ESPE Abstracts (2015) 84 P-3-812

Uterine Bleeding: A Rare Side Effect of Mitotane Treatment for Recurrent Adrenal Carcinoma

Hilton Kuperman, Israel Bendit, Maria Fernanda Carvalho de Camargo & Decio Blucher


Hospital Samaritano, São Paulo, Brazil


Introduction: Mitotane is an adrenal-specific agent available for treatment of residual adrenocortical carcinoma (ACC) after surgery, due to a specific, direct effect on adrenal cell mitochondria impairing adrenal steroidogenesis being associated with increased SHBG and modulates their disposal for target cell. We report a rare case of uterine bleeding during mitotane treatment in a girl with recurrent ACC.
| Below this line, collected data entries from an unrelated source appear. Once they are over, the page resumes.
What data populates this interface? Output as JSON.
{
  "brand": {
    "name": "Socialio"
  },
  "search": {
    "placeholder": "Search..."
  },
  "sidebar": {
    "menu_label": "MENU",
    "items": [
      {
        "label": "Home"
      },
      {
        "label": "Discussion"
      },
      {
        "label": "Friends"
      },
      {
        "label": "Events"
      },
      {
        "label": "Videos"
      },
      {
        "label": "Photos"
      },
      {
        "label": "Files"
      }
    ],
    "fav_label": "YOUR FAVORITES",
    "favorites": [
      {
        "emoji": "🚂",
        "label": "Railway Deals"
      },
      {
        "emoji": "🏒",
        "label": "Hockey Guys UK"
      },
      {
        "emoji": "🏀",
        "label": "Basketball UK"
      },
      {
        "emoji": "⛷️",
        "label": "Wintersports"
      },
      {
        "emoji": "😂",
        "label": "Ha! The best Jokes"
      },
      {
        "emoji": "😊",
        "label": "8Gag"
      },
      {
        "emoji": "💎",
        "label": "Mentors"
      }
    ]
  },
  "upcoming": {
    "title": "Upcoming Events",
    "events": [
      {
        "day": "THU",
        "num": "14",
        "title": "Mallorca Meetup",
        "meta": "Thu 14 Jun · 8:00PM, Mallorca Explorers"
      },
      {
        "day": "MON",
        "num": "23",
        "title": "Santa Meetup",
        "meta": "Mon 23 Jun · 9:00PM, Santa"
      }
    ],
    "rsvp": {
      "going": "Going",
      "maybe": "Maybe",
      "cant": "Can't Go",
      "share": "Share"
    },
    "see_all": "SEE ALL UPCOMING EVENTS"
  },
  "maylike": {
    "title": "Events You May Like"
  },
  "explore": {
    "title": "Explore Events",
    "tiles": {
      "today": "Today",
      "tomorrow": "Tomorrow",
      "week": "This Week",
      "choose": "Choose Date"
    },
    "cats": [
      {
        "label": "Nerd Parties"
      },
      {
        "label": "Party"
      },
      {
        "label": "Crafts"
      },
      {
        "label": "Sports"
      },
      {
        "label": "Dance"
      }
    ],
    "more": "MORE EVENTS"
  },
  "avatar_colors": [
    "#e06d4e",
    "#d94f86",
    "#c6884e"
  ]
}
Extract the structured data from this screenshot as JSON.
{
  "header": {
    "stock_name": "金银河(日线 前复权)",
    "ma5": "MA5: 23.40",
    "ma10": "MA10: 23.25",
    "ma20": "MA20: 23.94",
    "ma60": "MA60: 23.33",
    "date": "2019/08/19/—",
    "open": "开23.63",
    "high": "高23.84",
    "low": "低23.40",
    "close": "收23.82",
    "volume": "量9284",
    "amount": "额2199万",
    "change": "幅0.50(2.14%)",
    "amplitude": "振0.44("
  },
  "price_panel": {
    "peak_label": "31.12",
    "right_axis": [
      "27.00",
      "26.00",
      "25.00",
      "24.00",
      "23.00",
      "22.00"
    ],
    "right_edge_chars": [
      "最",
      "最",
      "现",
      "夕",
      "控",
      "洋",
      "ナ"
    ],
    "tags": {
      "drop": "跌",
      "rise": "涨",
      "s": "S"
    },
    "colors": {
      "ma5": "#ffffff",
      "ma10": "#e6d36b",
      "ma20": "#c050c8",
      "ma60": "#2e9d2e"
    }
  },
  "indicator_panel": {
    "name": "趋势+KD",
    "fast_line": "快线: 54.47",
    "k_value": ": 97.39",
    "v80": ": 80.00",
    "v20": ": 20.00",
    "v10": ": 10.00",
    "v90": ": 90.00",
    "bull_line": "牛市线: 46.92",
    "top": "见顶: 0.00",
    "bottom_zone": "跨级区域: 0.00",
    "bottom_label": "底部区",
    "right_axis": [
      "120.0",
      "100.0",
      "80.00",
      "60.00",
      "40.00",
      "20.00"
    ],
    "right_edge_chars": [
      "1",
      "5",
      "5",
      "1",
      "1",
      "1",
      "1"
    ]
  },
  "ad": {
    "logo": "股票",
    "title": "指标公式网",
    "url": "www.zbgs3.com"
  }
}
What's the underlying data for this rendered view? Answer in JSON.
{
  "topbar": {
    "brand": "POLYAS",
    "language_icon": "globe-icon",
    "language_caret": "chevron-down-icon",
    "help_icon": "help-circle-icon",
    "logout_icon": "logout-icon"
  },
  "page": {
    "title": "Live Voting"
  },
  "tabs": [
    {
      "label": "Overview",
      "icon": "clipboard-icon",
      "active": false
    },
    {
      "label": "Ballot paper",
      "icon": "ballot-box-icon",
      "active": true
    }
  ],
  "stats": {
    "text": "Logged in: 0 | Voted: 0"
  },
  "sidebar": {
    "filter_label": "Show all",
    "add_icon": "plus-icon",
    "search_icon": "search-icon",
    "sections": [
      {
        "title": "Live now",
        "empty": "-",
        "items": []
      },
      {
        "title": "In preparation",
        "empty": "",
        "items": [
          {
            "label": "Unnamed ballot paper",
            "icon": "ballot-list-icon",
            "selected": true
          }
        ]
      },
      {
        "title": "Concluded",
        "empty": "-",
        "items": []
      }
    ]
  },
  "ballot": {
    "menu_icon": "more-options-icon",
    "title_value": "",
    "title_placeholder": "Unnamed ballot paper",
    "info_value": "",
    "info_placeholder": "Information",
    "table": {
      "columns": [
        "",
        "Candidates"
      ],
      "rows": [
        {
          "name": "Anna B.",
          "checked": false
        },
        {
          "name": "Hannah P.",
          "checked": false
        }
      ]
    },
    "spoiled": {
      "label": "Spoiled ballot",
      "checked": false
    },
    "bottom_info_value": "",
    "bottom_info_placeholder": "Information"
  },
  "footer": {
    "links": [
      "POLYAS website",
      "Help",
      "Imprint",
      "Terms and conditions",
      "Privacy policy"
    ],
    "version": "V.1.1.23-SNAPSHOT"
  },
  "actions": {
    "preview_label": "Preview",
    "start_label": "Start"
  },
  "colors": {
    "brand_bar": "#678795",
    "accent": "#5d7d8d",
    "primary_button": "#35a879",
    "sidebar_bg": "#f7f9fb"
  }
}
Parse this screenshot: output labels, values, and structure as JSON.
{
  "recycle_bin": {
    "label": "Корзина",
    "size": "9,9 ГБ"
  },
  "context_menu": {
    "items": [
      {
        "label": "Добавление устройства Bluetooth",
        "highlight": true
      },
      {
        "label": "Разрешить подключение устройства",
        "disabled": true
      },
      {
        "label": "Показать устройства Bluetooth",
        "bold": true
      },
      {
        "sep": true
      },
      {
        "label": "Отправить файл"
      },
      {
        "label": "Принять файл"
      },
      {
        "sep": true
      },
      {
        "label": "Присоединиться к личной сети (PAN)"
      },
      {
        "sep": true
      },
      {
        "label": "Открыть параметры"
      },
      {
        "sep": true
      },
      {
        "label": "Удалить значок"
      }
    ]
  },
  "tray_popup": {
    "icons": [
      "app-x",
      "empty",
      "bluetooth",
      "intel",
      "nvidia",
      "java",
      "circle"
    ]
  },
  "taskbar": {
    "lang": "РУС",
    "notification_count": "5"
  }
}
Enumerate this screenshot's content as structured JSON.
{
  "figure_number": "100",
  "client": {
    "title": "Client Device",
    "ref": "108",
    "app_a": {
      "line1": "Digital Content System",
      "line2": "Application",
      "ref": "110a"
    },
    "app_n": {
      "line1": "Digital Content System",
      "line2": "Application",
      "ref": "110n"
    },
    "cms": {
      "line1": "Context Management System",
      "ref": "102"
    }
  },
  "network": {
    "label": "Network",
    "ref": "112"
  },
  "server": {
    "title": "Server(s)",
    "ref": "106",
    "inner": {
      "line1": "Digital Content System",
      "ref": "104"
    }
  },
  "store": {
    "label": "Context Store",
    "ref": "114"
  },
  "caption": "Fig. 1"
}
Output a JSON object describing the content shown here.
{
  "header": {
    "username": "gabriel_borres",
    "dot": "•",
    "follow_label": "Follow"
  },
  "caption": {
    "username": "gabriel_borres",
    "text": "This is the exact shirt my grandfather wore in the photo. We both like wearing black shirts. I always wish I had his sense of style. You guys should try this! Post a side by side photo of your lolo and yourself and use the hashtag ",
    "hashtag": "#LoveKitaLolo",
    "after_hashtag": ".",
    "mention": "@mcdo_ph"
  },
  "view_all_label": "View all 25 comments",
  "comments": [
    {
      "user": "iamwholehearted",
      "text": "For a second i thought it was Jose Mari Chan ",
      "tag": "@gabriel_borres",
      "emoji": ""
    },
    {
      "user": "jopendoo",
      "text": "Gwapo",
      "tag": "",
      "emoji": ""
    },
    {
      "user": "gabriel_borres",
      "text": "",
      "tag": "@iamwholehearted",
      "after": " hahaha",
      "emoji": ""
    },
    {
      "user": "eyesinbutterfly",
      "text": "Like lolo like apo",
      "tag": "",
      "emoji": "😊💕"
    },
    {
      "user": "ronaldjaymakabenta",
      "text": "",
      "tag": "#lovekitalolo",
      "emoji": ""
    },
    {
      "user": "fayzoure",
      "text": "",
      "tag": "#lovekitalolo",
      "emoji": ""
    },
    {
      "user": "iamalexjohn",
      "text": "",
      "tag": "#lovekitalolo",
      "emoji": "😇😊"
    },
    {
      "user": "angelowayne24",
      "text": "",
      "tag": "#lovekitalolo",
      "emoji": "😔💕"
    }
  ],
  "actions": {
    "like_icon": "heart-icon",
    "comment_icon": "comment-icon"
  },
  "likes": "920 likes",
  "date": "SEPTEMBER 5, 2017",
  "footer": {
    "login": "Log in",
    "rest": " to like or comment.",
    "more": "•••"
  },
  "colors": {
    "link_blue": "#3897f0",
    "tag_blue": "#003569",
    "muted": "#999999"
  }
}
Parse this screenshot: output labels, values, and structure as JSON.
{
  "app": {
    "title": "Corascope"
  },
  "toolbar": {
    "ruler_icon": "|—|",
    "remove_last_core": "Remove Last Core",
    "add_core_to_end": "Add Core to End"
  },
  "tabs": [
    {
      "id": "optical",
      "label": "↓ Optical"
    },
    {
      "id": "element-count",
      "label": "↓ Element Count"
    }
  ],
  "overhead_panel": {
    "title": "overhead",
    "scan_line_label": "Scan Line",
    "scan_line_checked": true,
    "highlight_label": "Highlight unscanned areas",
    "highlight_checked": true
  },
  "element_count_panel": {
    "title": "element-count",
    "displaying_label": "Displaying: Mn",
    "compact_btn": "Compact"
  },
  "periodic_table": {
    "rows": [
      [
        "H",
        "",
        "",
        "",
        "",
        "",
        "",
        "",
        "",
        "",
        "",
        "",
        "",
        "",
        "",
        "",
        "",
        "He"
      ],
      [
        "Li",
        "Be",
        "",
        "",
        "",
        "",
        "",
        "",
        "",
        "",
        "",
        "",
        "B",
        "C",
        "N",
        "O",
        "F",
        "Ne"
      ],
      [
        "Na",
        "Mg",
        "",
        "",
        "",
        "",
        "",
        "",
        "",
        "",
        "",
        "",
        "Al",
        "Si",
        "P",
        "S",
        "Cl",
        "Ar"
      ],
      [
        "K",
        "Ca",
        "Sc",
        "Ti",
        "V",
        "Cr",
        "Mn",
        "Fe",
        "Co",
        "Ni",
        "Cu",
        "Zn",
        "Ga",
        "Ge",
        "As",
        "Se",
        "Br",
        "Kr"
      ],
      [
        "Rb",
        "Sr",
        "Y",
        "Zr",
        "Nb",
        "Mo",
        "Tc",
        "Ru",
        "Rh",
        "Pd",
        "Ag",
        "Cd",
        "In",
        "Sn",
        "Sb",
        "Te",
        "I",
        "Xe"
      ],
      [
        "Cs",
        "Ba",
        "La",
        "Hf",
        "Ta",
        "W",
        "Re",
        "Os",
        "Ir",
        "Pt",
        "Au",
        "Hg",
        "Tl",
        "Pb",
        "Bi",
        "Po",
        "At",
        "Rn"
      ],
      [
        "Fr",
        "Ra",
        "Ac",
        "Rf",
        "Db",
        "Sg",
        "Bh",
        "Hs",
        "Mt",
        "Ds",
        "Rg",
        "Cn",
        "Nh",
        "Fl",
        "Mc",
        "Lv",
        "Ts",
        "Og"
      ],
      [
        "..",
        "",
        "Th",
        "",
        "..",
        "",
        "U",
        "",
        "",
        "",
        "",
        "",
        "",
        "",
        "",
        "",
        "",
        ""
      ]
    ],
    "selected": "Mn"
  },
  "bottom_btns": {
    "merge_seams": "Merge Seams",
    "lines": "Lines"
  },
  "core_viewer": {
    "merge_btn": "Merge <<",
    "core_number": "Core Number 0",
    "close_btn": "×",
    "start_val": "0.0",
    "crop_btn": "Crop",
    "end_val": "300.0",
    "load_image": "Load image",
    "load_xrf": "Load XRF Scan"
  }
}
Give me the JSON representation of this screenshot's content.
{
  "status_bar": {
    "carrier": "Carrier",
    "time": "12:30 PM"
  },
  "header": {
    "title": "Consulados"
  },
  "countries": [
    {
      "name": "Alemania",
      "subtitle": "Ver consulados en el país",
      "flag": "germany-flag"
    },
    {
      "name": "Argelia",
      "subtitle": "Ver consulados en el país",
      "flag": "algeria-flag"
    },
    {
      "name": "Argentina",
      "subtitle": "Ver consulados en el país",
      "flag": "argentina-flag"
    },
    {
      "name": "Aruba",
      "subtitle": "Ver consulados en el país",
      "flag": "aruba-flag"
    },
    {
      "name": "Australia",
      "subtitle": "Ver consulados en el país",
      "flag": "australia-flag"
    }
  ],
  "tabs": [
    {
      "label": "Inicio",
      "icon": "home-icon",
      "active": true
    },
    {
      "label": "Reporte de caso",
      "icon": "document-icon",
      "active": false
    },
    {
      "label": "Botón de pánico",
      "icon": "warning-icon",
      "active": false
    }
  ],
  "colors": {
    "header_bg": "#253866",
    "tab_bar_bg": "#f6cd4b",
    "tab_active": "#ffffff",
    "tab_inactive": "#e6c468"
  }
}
Case report: A 2.6 year-old girl was diagnosed with underlying right ACC Stage II disease (tumor size: 100 g). TP53 mutational analysis was performed and R337H and P72R were detected (primary tumor and peripheral blood). Same mutations were identified in her maternal peripheral blood. She had a tumor recurrence nine months after the first surgery and was submitted to a total resection surgery. Chemotherapy (Cisplatin, Etoposid, Doxorubicin and Mitotane) was initiated. A second recurrence was detected 12 months after the second surgery. Radiotherapy was indicated followed by a third surgical total tumor resection. Since the last surgery, when she was 4.9 years old, she is on Mitotane only and glucocorticoid and mineralocorticoid replacement, with normal DHEA-S blood levels. At 6 year-old, she was referred due to bilateral breast enlargement and pigmentation of areola, without pubic hair, followed by daily vaginal bleeding for at least 15 days. Pelvic ultrasound showed uterine enlargement and thickened endometrium with no ovarian abnormality. Hormonal study confirmed pre pubertal response at baseline (LH <0.1 mIu/ml, FSH <0.3 mIu/ml), without rise of LH/FSH after LHRH stimulation test. SHBG: 482 mmol/L (22–130). Vaginal bleeding ceased after progestogen depot treatment. Since then, she has few relapses of uterine bleeding that has been ceased with progestogen depot.

Conclusion: Uterine bleeding can occur during mitotane therapy, maybe due to increased binding capacity of SHBG, with hormonal investigation being consistent with pre pubertal response. Symptomatic treatment is important in managing such rare cases.